The specific student loan and mortgage proposals have further problems. Mian and Sufi propose reducing student loan indebtedness when unemployment increases. There is little reason to subsidize groups such as recently graduated engineers, who command high starting salaries and have just 5 percent unemployment. There is even less reason to encourage borrowing by students who are unlikely to earn a college premium on graduation. Undergraduates have a six-year bachelors degree graduation rate of just 59 percent, and noncompleting students have a 59 percent incidence of student loan delinquency or default. Even among recent graduates who have completed their bachelors’ degrees, 56 percent are unemployed or work at jobs that do not require a college degree. Graduate student loans have exploded despite tiny wage premiums that make many degrees little more than cash cows for universities. Under the authors’ proposal, students will have even less incentive to limit their debt — and higher education institutions will have even less incentive to limit tuition.
For home mortgages, Mian and Sufi propose reducing principal and payments when housing price indices drop, claiming that there are housing price indexes accurate down to the zip code level. But houses, even in a single zip code, are of multiple ages, sizes and quality. It took years to develop the data on repeat sales of the same houses that make the Case-Shiller index reliable — and Case-Shiller’s finest grained public indexes go down only to the metropolitan area level. Nor has economist Robert Shiller’s effort to promote housing index futures succeeded so far: as of July 3, the CME Group’s national S&P/Case-Shiller Home Price Index had all of 16 futures contracts outstanding.

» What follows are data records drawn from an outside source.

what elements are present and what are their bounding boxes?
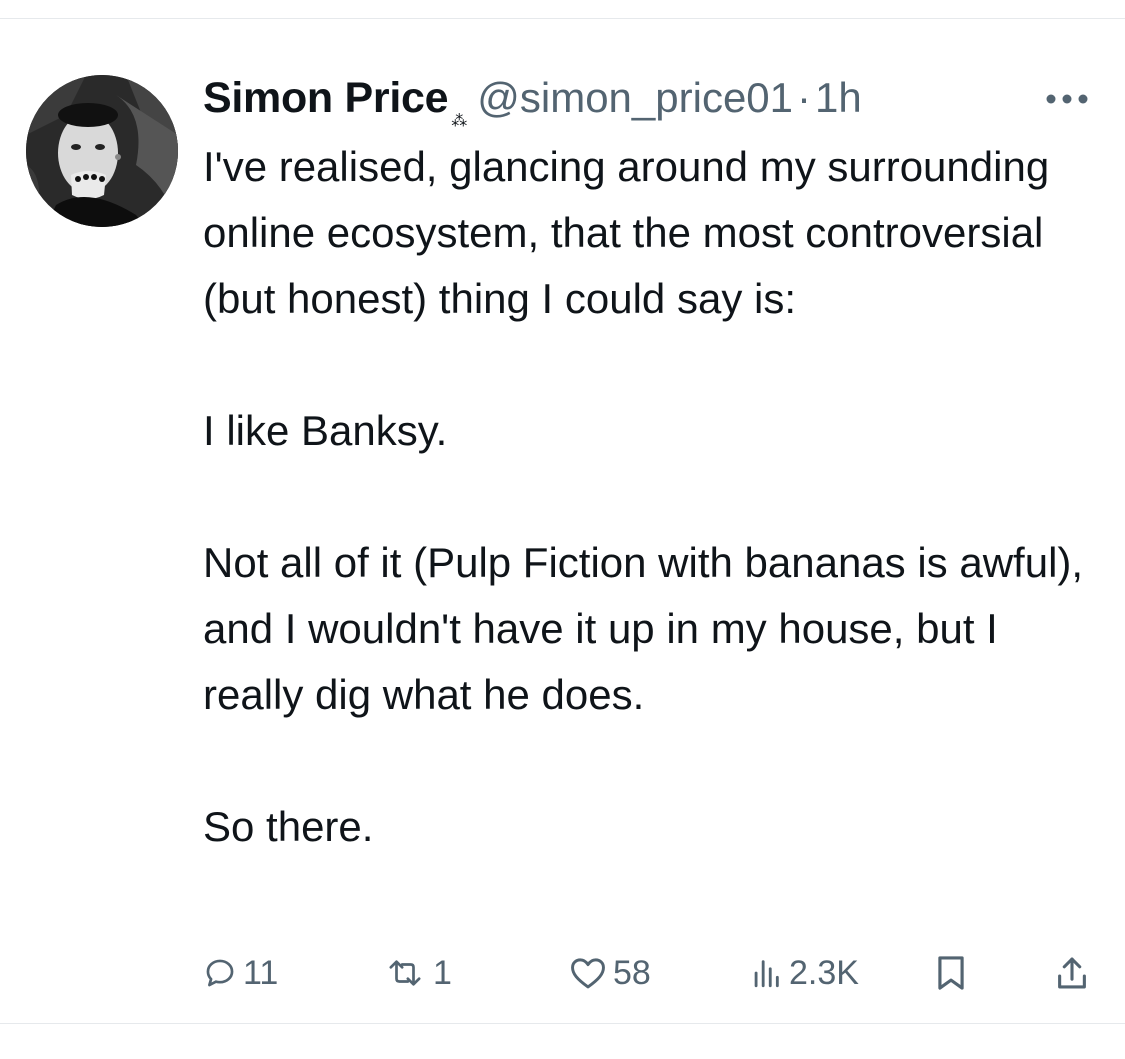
views-count: 2.3K bbox=[789, 953, 859, 992]
tweet-paragraph: Not all of it (Pulp Fiction with bananas… bbox=[203, 539, 1084, 718]
reply-button[interactable]: 11 bbox=[203, 948, 278, 998]
reply-count: 11 bbox=[243, 953, 279, 992]
more-options-button[interactable] bbox=[1040, 84, 1096, 114]
tweet-paragraph: I've realised, glancing around my surrou… bbox=[203, 143, 1050, 322]
tweet-paragraph: So there. bbox=[203, 803, 374, 850]
tweet-paragraph: I like Banksy. bbox=[203, 407, 448, 454]
author-display-name[interactable]: Simon Price bbox=[203, 74, 449, 123]
avatar[interactable] bbox=[26, 75, 178, 227]
tweet-actions-bar: 11 1 58 2.3K bbox=[203, 948, 1103, 998]
tweet-timestamp[interactable]: 1h bbox=[815, 74, 862, 122]
reply-icon bbox=[206, 959, 234, 987]
bar-chart-icon bbox=[754, 960, 779, 988]
retweet-icon bbox=[389, 960, 421, 986]
author-name-symbol: ⁂ bbox=[451, 113, 468, 130]
header-separator: · bbox=[797, 74, 812, 121]
views-button[interactable]: 2.3K bbox=[749, 948, 859, 998]
bookmark-icon bbox=[938, 956, 964, 990]
more-horizontal-icon bbox=[1046, 94, 1088, 104]
top-divider bbox=[0, 18, 1125, 19]
retweet-count: 1 bbox=[433, 953, 452, 992]
heart-icon bbox=[571, 958, 605, 989]
retweet-button[interactable]: 1 bbox=[383, 948, 452, 998]
share-button[interactable] bbox=[1055, 948, 1089, 998]
tweet-header: Simon Price ⁂ @simon_price01 · 1h bbox=[203, 74, 862, 130]
tweet-text: I've realised, glancing around my surrou… bbox=[203, 134, 1103, 860]
like-button[interactable]: 58 bbox=[569, 948, 651, 998]
bookmark-button[interactable] bbox=[935, 948, 967, 998]
like-count: 58 bbox=[613, 953, 651, 992]
share-icon bbox=[1058, 957, 1086, 989]
author-handle[interactable]: @simon_price01 bbox=[477, 74, 793, 122]
bottom-divider bbox=[0, 1023, 1125, 1024]
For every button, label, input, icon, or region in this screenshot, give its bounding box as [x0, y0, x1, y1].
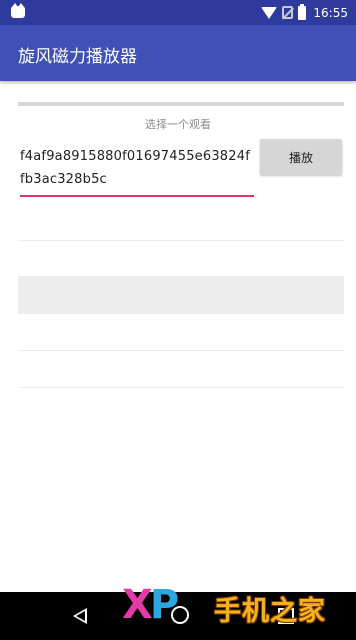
list-divider [18, 350, 344, 351]
watermark: XP 手机之家 [122, 583, 354, 633]
no-sim-icon [282, 6, 294, 19]
app-bar: 旋风磁力播放器 [0, 25, 356, 81]
list-divider [18, 387, 344, 388]
wifi-icon [261, 6, 278, 19]
list-item-selected[interactable] [18, 276, 344, 314]
battery-icon [298, 3, 307, 20]
back-icon[interactable] [73, 608, 87, 624]
watermark-logo: XP [122, 582, 179, 628]
magnet-input-value[interactable]: f4af9a8915880f01697455e63824ffb3ac328b5c [20, 145, 254, 191]
hint-text: 选择一个观看 [145, 118, 211, 131]
status-bar: 16:55 [0, 0, 356, 25]
play-button[interactable]: 播放 [260, 139, 342, 175]
watermark-text: 手机之家 [214, 596, 326, 627]
android-notification-icon [11, 3, 25, 18]
list-divider [18, 240, 344, 241]
progress-track [18, 102, 344, 106]
app-title: 旋风磁力播放器 [18, 47, 137, 67]
input-underline [20, 195, 254, 197]
status-icons: 16:55 [261, 3, 348, 21]
clock: 16:55 [313, 5, 348, 20]
magnet-input[interactable]: f4af9a8915880f01697455e63824ffb3ac328b5c [20, 145, 254, 197]
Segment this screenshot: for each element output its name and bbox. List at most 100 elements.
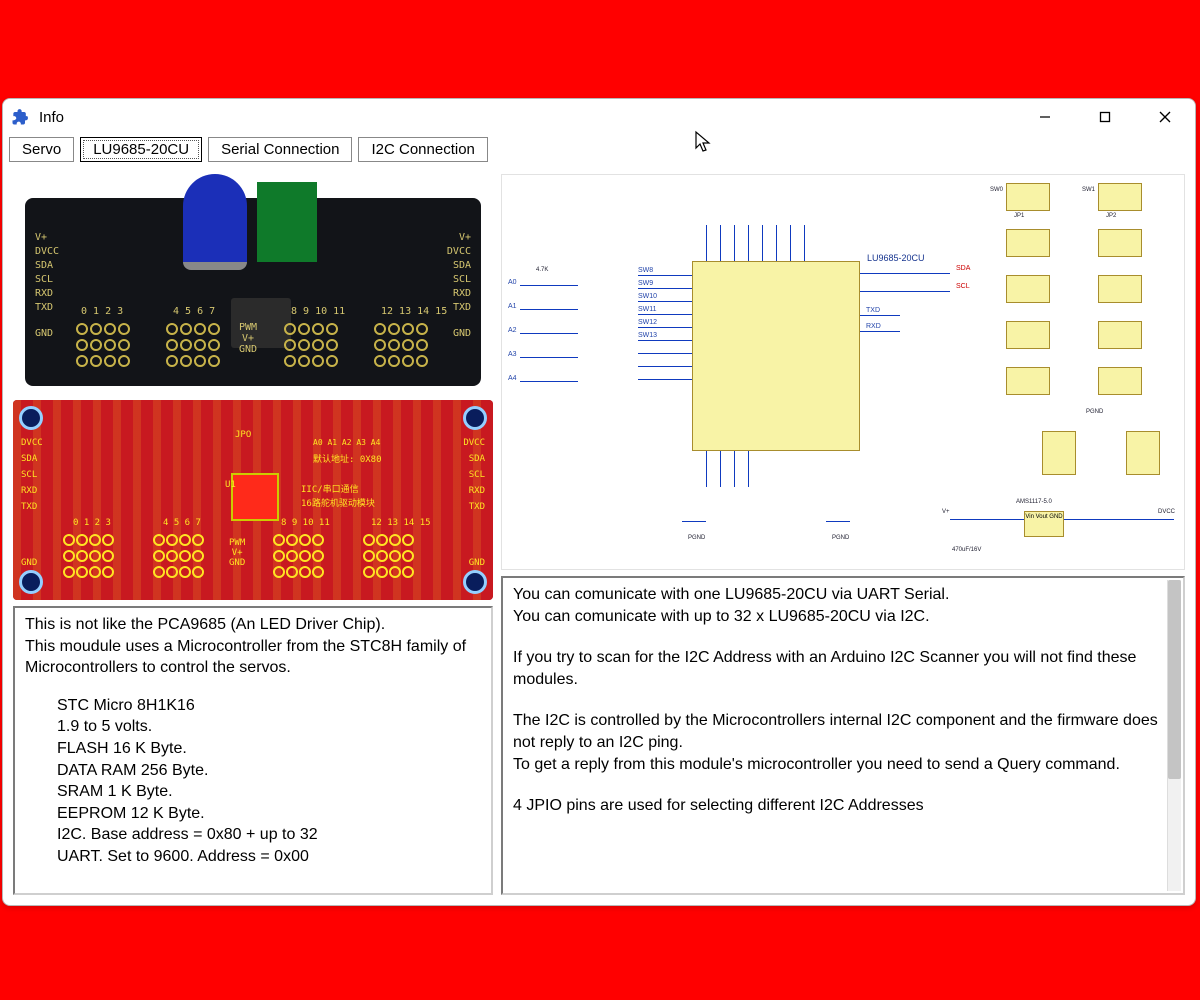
window-title: Info [39, 109, 64, 126]
tab-lu9685-20cu[interactable]: LU9685-20CU [80, 137, 202, 162]
pcb3d-label-scl-r: SCL [453, 274, 471, 285]
left-spec-2: 1.9 to 5 volts. [57, 716, 481, 738]
left-spec-1: STC Micro 8H1K16 [57, 695, 481, 717]
pcb3d-center-labels: PWM V+ GND [239, 322, 257, 355]
pcb3d-nums-1: 0 1 2 3 [81, 306, 123, 317]
right-text-p2: You can comunicate with up to 32 x LU968… [513, 606, 1161, 628]
schematic-jp2: JP2 [1106, 213, 1116, 219]
right-text-p3: If you try to scan for the I2C Address w… [513, 647, 1161, 690]
pcb3d-label-vplus-r: V+ [459, 232, 471, 243]
schematic-a1: A1 [508, 303, 517, 310]
pcb3d-label-vplus-l: V+ [35, 232, 47, 243]
pcblayout-nums-b: 4 5 6 7 [163, 518, 201, 528]
pcblayout-pin-scl-r: SCL [469, 470, 485, 480]
pcblayout-pin-txd-r: TXD [469, 502, 485, 512]
tab-i2c-connection[interactable]: I2C Connection [358, 137, 487, 162]
pcblayout-bottom: PWM V+ GND [229, 538, 245, 568]
pcb3d-label-rxd-l: RXD [35, 288, 53, 299]
app-window: Info Servo LU9685-20CU Serial Connection… [2, 98, 1196, 906]
minimize-button[interactable] [1015, 99, 1075, 135]
pcblayout-pin-sda-l: SDA [21, 454, 37, 464]
schematic-sw9: SW9 [638, 280, 653, 287]
pcb-3d-image: V+ DVCC SDA SCL RXD TXD GND V+ DVCC SDA … [13, 174, 493, 394]
pcblayout-alabels: A0 A1 A2 A3 A4 [313, 438, 380, 447]
maximize-button[interactable] [1075, 99, 1135, 135]
schematic-a0: A0 [508, 279, 517, 286]
schematic-sw12: SW12 [638, 319, 657, 326]
schematic-sw10: SW10 [638, 293, 657, 300]
pcblayout-pin-rxd-r: RXD [469, 486, 485, 496]
pcb3d-nums-3: 8 9 10 11 [291, 306, 345, 317]
schematic-sda: SDA [956, 265, 970, 272]
pcblayout-addr: 默认地址: 0X80 [313, 452, 382, 465]
pcblayout-pin-txd-l: TXD [21, 502, 37, 512]
pcb3d-label-gnd-r: GND [453, 328, 471, 339]
schematic-hdr-sw0: SW0 [990, 187, 1003, 193]
schematic-4k7: 4.7K [536, 267, 548, 273]
schematic-a3: A3 [508, 351, 517, 358]
titlebar[interactable]: Info [3, 99, 1195, 135]
pcblayout-pin-dvcc-r: DVCC [463, 438, 485, 448]
pcb3d-label-rxd-r: RXD [453, 288, 471, 299]
schematic-pgnd3: PGND [1086, 409, 1103, 415]
schematic-a4: A4 [508, 375, 517, 382]
pcblayout-pin-sda-r: SDA [469, 454, 485, 464]
pcb3d-label-sda-r: SDA [453, 260, 471, 271]
pcblayout-pin-scl-l: SCL [21, 470, 37, 480]
schematic-pgnd2: PGND [832, 535, 849, 541]
schematic-reg: Vin Vout GND [1024, 511, 1064, 537]
left-spec-3: FLASH 16 K Byte. [57, 738, 481, 760]
schematic-sw8: SW8 [638, 267, 653, 274]
scrollbar-thumb[interactable] [1168, 580, 1181, 779]
schematic-dvcc: DVCC [1158, 509, 1175, 515]
pcb3d-label-dvcc-r: DVCC [447, 246, 471, 257]
pcblayout-nums-a: 0 1 2 3 [73, 518, 111, 528]
pcblayout-jpo: JPO [235, 430, 251, 440]
pcb3d-label-sda-l: SDA [35, 260, 53, 271]
tab-serial-connection[interactable]: Serial Connection [208, 137, 352, 162]
pcb3d-label-scl-l: SCL [35, 274, 53, 285]
tab-servo[interactable]: Servo [9, 137, 74, 162]
schematic-chipname: LU9685-20CU [867, 253, 925, 263]
left-text-line2: This moudule uses a Microcontroller from… [25, 636, 481, 679]
right-text-p1: You can comunicate with one LU9685-20CU … [513, 584, 1161, 606]
pcb3d-label-txd-r: TXD [453, 302, 471, 313]
schematic-jp1: JP1 [1014, 213, 1024, 219]
pcb3d-nums-2: 4 5 6 7 [173, 306, 215, 317]
schematic-sw11: SW11 [638, 306, 657, 313]
pcblayout-nums-d: 12 13 14 15 [371, 518, 431, 528]
right-text-p6: 4 JPIO pins are used for selecting diffe… [513, 795, 1161, 817]
schematic-pgnd1: PGND [688, 535, 705, 541]
pcb3d-label-txd-l: TXD [35, 302, 53, 313]
schematic-sw13: SW13 [638, 332, 657, 339]
left-spec-6: EEPROM 12 K Byte. [57, 803, 481, 825]
pcb3d-label-dvcc-l: DVCC [35, 246, 59, 257]
schematic-scl: SCL [956, 283, 970, 290]
content-area: V+ DVCC SDA SCL RXD TXD GND V+ DVCC SDA … [3, 168, 1195, 905]
schematic-a2: A2 [508, 327, 517, 334]
right-info-text[interactable]: You can comunicate with one LU9685-20CU … [501, 576, 1185, 895]
pcblayout-pin-gnd-l: GND [21, 558, 37, 568]
right-text-p4: The I2C is controlled by the Microcontro… [513, 710, 1161, 753]
schematic-image: LU9685-20CU 4.7K A0 A1 A2 A3 A4 [501, 174, 1185, 570]
pcblayout-desc2: 16路舵机驱动模块 [301, 496, 375, 509]
left-info-text[interactable]: This is not like the PCA9685 (An LED Dri… [13, 606, 493, 895]
schematic-vplus: V+ [942, 509, 950, 515]
left-spec-7: I2C. Base address = 0x80 + up to 32 [57, 824, 481, 846]
pcblayout-pin-rxd-l: RXD [21, 486, 37, 496]
window-controls [1015, 99, 1195, 135]
schematic-cap: 470uF/16V [952, 547, 981, 553]
pcblayout-desc1: IIC/串口通信 [301, 482, 359, 495]
left-spec-4: DATA RAM 256 Byte. [57, 760, 481, 782]
close-button[interactable] [1135, 99, 1195, 135]
left-text-line1: This is not like the PCA9685 (An LED Dri… [25, 614, 481, 636]
pcblayout-pin-gnd-r: GND [469, 558, 485, 568]
pcb3d-label-gnd-l: GND [35, 328, 53, 339]
pcblayout-nums-c: 8 9 10 11 [281, 518, 330, 528]
schematic-regname: AMS1117-5.0 [1016, 499, 1052, 505]
pcblayout-pin-dvcc-l: DVCC [21, 438, 43, 448]
left-spec-5: SRAM 1 K Byte. [57, 781, 481, 803]
pcblayout-u1: U1 [225, 480, 236, 490]
puzzle-piece-icon [9, 106, 31, 128]
scrollbar[interactable] [1167, 580, 1181, 891]
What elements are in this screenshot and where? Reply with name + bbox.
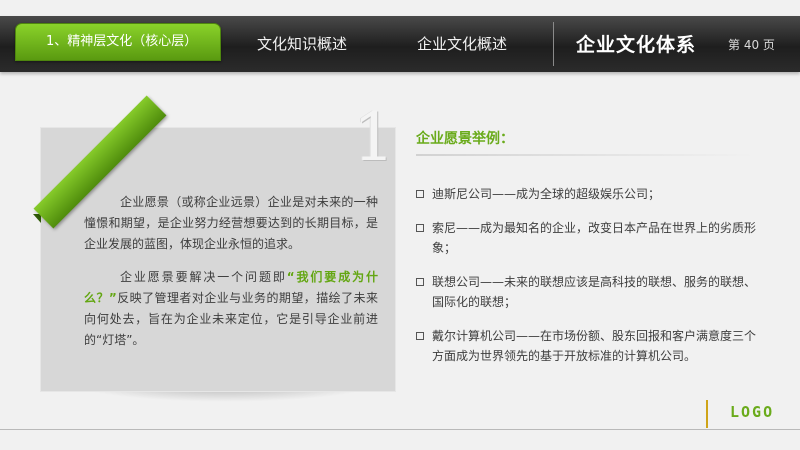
tab-culture-knowledge-overview[interactable]: 文化知识概述 <box>232 16 372 72</box>
vision-paragraph-2: 企业愿景要解决一个问题即“我们要成为什么？”反映了管理者对企业与业务的期望，描绘… <box>84 267 378 351</box>
examples-list: 迪斯尼公司——成为全球的超级娱乐公司； 索尼——成为最知名的企业，改变日本产品在… <box>416 184 760 380</box>
example-text: 索尼——成为最知名的企业，改变日本产品在世界上的劣质形象； <box>432 221 757 255</box>
square-bullet-icon <box>416 224 424 232</box>
nav-divider <box>553 22 554 66</box>
para2-tail: 反映了管理者对企业与业务的期望，描绘了未来向何处去，旨在为企业未来定位，它是引导… <box>84 291 378 347</box>
list-item: 迪斯尼公司——成为全球的超级娱乐公司； <box>416 184 760 204</box>
example-text: 联想公司——未来的联想应该是高科技的联想、服务的联想、国际化的联想； <box>432 275 757 309</box>
bottom-divider <box>0 429 800 430</box>
square-bullet-icon <box>416 190 424 198</box>
examples-divider <box>416 154 754 156</box>
tab-spiritual-culture[interactable]: 1、精神层文化（核心层） <box>15 23 221 61</box>
vision-description: 企业愿景（或称企业远景）企业是对未来的一种憧憬和期望，是企业努力经营想要达到的长… <box>84 192 378 351</box>
list-item: 戴尔计算机公司——在市场份额、股东回报和客户满意度三个方面成为世界领先的基于开放… <box>416 326 760 366</box>
example-text: 迪斯尼公司——成为全球的超级娱乐公司； <box>432 187 661 201</box>
current-section-title: 企业文化体系 <box>575 34 696 56</box>
square-bullet-icon <box>416 332 424 340</box>
list-item: 索尼——成为最知名的企业，改变日本产品在世界上的劣质形象； <box>416 218 760 258</box>
examples-heading: 企业愿景举例： <box>416 131 514 147</box>
card-number: 1 <box>353 99 395 176</box>
square-bullet-icon <box>416 278 424 286</box>
page-number: 第 40 页 <box>728 38 775 52</box>
logo: LOGO <box>730 403 775 421</box>
logo-accent-bar <box>706 400 708 428</box>
tab-corporate-culture-overview[interactable]: 企业文化概述 <box>392 16 532 72</box>
para2-lead: 企业愿景要解决一个问题即 <box>120 270 287 284</box>
vision-paragraph-1: 企业愿景（或称企业远景）企业是对未来的一种憧憬和期望，是企业努力经营想要达到的长… <box>84 195 378 251</box>
example-text: 戴尔计算机公司——在市场份额、股东回报和客户满意度三个方面成为世界领先的基于开放… <box>432 329 757 363</box>
list-item: 联想公司——未来的联想应该是高科技的联想、服务的联想、国际化的联想； <box>416 272 760 312</box>
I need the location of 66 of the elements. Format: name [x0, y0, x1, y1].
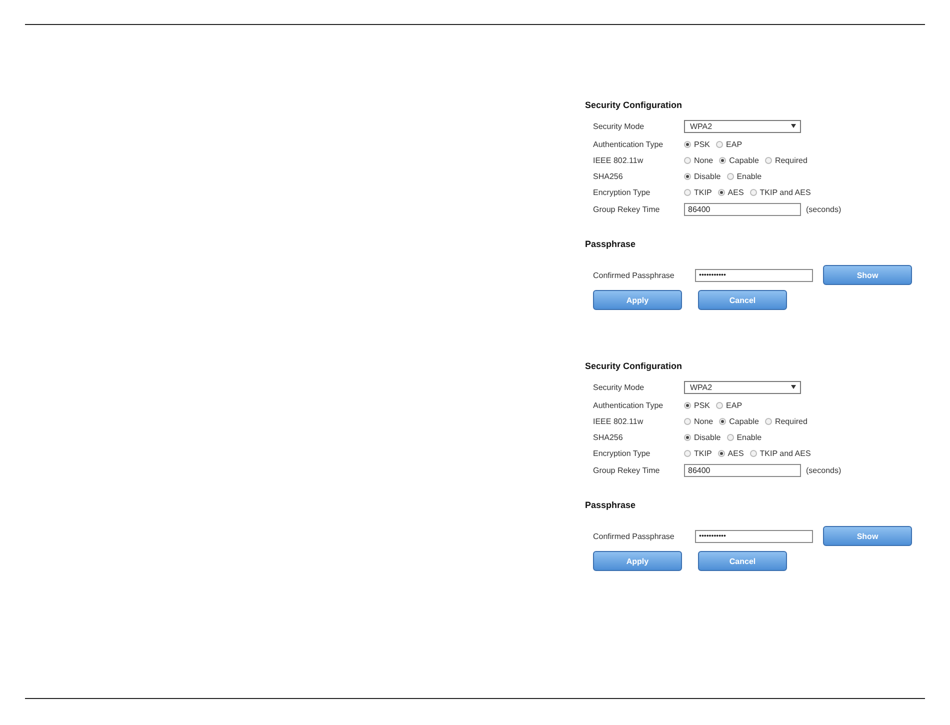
option-label: TKIP and AES: [760, 448, 811, 458]
field-label: SHA256: [593, 172, 624, 180]
option-label: Required: [774, 156, 808, 164]
field-label: Group Rekey Time: [593, 466, 661, 475]
option-label: PSK: [694, 400, 710, 410]
field-label: Confirmed Passphrase: [593, 532, 676, 540]
rekey-time-field[interactable]: 86400: [684, 203, 801, 216]
field-label: Confirmed Passphrase: [593, 270, 676, 280]
caret-icon: [791, 385, 796, 389]
option-label: TKIP and AES: [760, 188, 811, 196]
unit-label: (seconds): [806, 205, 842, 214]
field-label: Encryption Type: [593, 188, 652, 196]
field-label: Authentication Type: [593, 400, 664, 410]
rekey-time-field[interactable]: 86400: [684, 464, 801, 477]
option-label: PSK: [694, 140, 710, 148]
section-heading: Security Configuration: [585, 360, 684, 373]
option-label: TKIP: [694, 188, 712, 196]
radio-button[interactable]: [764, 156, 772, 164]
security-mode-dropdown[interactable]: WPA2: [684, 120, 801, 132]
option-label: Enable: [736, 172, 762, 180]
radio-button[interactable]: [750, 450, 757, 456]
caret-icon: [791, 124, 796, 128]
radio-button[interactable]: [719, 418, 726, 424]
radio-button[interactable]: [684, 188, 691, 196]
option-label: Enable: [736, 432, 762, 442]
option-label: AES: [728, 448, 744, 458]
radio-button[interactable]: [684, 418, 691, 424]
field-label: Security Mode: [593, 382, 646, 392]
field-label: Encryption Type: [593, 448, 652, 458]
option-label: EAP: [726, 140, 742, 148]
field-label: Security Mode: [593, 122, 646, 130]
section-heading: Passphrase: [585, 499, 637, 512]
security-mode-dropdown[interactable]: WPA2: [684, 380, 801, 394]
radio-button[interactable]: [718, 188, 725, 196]
radio-button[interactable]: [718, 450, 725, 456]
radio-button[interactable]: [726, 172, 734, 180]
radio-button[interactable]: [684, 156, 691, 164]
unit-label: (seconds): [806, 466, 842, 475]
field-label: Authentication Type: [593, 140, 664, 148]
option-label: Required: [774, 416, 808, 426]
option-label: EAP: [726, 400, 742, 410]
radio-button[interactable]: [726, 434, 734, 440]
section-heading: Security Configuration: [585, 99, 684, 112]
radio-button[interactable]: [750, 188, 757, 196]
radio-button[interactable]: [684, 450, 691, 456]
field-label: SHA256: [593, 432, 624, 442]
radio-button[interactable]: [684, 140, 691, 148]
radio-button[interactable]: [764, 418, 772, 424]
field-label: IEEE 802.11w: [593, 156, 644, 164]
option-label: Capable: [729, 156, 759, 164]
radio-button[interactable]: [684, 434, 691, 440]
section-heading: Passphrase: [585, 238, 637, 251]
radio-button[interactable]: [684, 402, 691, 408]
radio-button[interactable]: [716, 402, 724, 408]
option-label: None: [694, 416, 714, 426]
option-label: None: [694, 156, 714, 164]
field-label: IEEE 802.11w: [593, 416, 644, 426]
field-label: Group Rekey Time: [593, 205, 661, 214]
option-label: Capable: [729, 416, 759, 426]
option-label: TKIP: [694, 448, 712, 458]
radio-button[interactable]: [719, 156, 726, 164]
radio-button[interactable]: [716, 140, 724, 148]
option-label: Disable: [694, 432, 721, 442]
option-label: AES: [728, 188, 744, 196]
radio-button[interactable]: [684, 172, 691, 180]
option-label: Disable: [694, 172, 721, 180]
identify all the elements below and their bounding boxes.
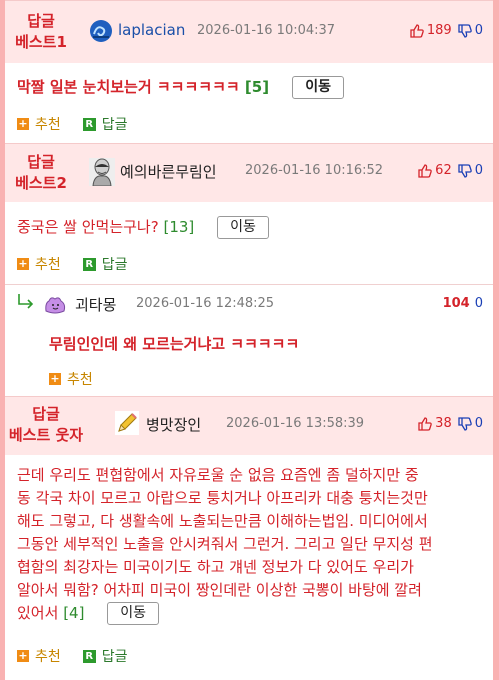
best-reply-badge: 답글 베스트 웃자	[5, 404, 87, 446]
reply-count[interactable]: [5]	[245, 78, 269, 96]
reply-button[interactable]: R 답글	[82, 254, 128, 274]
post-date: 2026-01-16 10:04:37	[197, 23, 336, 38]
downvote-count: 0	[474, 163, 483, 178]
badge-line: 베스트1	[15, 33, 67, 51]
author-nickname[interactable]: 예의바른무림인	[120, 161, 217, 182]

The more complex the reconciliation of the actual market price with the index value, the more litigation: commercial shared appreciation mortgages generated substantial litigation when they were popular in the 1970s and 1980s. Even without litigation over the amount of the writedown on sale, as of June 2013, it took an average 1,033 days to foreclose in New York and New Jersey, 907 days in Florida and 817 days in Illinois.
With the loan principal reduced in a falling market and borrowers in control of the time of sale, borrowers will leverage up with even less concern for price than during the bubble, then strip the debt when the market falls. (Similar opportunism led to a prohibition on principal-stripping in Chapter 13 bankruptcy.) Nor will lenders be comforted by the authors’ proposal that, if prices go up, they get just 5 percent of the gain on sale, given that prices dropped by about a third nationally from peak to trough in the bust. (The authors offer student loan lenders no upside at all if the unemployment rate drops.)
The Soprano solution
Sufi’s University of Chicago colleague, Ronald Coase, won the 1991 Nobel Prize in Economics for demonstrating the importance of minimizing transaction costs. Coase recently died of natural causes at age 102, but given the authors’ treatment of his life’s work, it’s as if, Tony Soprano-style, they had smothered him with a pillow. Complex and opaque debt structures enable politicians and crony capitalists to disguise high leverage while spinning the predictable blowups as black swan events.
If a consumer debt hangover is hindering the economy, as Mian and Sufi plausibly argue, then the government should be encouraging writedowns in exchange for the elimination of future guarantees and other hidden debt subsidies. Borrowers and lenders, not taxpayers, should bear the risk.